Oakland Nonprofit Creates Farm-To-Store Pipeline For Healthy Foods

In the food deserts of East and West Oakland, where a significant number of residents live more than a mile from a supermarket, a local nonprofit has come up with a way to get high-quality, low-cost fruits and vegetables straight from farmers into neighborhood corner stores.

The Healthy Retail Network by Mandela Marketplace has been operating for about a decade, putting a variety of fruits and vegetables into ten corner stores and seven regular produce stands. The stores in the network offer the produce on a consignment basis, paying only for what they sell.

Mandela Marketplace program and policy manager Trisha Chakrabarti said the program has proven popular, and after years in West Oakland, recently added three stores in East Oakland, an area with limited food accessibility.

Over three months last year, the group conducted a survey of customers buying produce at the stores. While the full results of the survey haven’t been released, Chakrabarti said the seven West Oakland shops had eighty fruit and vegetable customers in one day.

“That's eighty people who either wouldn't have bought fruits or vegetables or would have traveled really far to get them," Chakrabarti said.

Produce is mainly sourced from farmers in the Salinas and Watsonville area of Monterey County, former farm workers now leasing land who are often short on capital. Through grant funding, Mandela is able to offer them assistance in the form of no-interest loans that are paid back in fruits and vegetables.

The Sav-Mor at 14th & Peralta is part of the Healthy Retail network.

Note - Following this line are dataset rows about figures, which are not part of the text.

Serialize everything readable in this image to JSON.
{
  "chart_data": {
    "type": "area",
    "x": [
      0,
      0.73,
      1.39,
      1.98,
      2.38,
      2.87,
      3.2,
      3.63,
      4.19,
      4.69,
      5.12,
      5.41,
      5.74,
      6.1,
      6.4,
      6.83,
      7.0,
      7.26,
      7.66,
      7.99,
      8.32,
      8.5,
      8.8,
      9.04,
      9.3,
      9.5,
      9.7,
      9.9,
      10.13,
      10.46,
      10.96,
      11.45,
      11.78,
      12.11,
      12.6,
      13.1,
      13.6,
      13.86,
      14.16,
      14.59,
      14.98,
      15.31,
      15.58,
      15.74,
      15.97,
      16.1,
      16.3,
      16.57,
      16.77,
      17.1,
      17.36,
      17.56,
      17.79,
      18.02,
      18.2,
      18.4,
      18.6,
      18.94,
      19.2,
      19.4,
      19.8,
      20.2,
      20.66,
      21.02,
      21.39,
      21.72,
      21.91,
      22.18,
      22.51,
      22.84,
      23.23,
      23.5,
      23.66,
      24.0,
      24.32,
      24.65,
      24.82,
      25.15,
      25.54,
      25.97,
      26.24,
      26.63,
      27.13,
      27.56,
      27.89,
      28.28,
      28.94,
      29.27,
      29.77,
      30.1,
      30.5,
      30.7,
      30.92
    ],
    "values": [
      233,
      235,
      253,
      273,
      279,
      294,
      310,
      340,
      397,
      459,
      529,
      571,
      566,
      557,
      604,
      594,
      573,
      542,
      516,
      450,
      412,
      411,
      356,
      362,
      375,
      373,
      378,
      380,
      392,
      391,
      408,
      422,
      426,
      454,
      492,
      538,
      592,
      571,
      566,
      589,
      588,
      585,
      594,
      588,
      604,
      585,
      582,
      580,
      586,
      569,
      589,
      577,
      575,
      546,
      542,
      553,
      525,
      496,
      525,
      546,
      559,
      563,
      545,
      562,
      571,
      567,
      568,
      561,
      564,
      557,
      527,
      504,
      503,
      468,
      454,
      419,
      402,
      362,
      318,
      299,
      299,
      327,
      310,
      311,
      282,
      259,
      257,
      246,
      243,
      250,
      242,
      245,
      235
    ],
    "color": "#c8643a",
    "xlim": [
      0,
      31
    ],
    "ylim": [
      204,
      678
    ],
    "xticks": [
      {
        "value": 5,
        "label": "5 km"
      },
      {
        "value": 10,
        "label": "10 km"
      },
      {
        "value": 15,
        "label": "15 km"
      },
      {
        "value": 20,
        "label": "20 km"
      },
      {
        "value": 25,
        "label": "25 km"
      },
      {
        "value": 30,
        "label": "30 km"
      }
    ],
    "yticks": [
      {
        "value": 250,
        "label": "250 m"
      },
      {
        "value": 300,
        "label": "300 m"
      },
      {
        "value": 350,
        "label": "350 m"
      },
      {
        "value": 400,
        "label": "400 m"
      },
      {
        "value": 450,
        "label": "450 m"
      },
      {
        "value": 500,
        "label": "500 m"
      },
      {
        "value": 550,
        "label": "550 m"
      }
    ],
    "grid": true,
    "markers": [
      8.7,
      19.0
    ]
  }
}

More than $70,000 has been lent through the fund in the last three years, according to Mandela. 

The majority of produce comes from those farmers, but some out-of-season fruit is provided through a distributor in the Jack London Square area, Chakrabarti said.

Produce is dropped off at the corner stores on Tuesdays and Fridays. On Sunday afternoon, the Sav-Mor market at 14th and Peralta had bananas, avocados, oranges, limes, jalapeño peppers and tomatoes available.

The produce stands are popular as well, Chakrabarti said. Mandela operates five weekly and two monthly in convenient locations such as senior centers and schools, where parents can pick up fresh produce while dropping their kids off. Through grants, Mandela is able to offer to a discount for customers paying with CalFresh, the state’s food stamps program.

The network has grown significantly since the first produce stand opened over 10 years ago, and they are not done trying to address food accessibility issues in Oakland.

The Mandela Foods Cooperative, a Mandela Marketplace partner, is seeking to expand into the neighboring corner location across from the West Oakland BART station soon to be vacated by the 99 Cents Only store.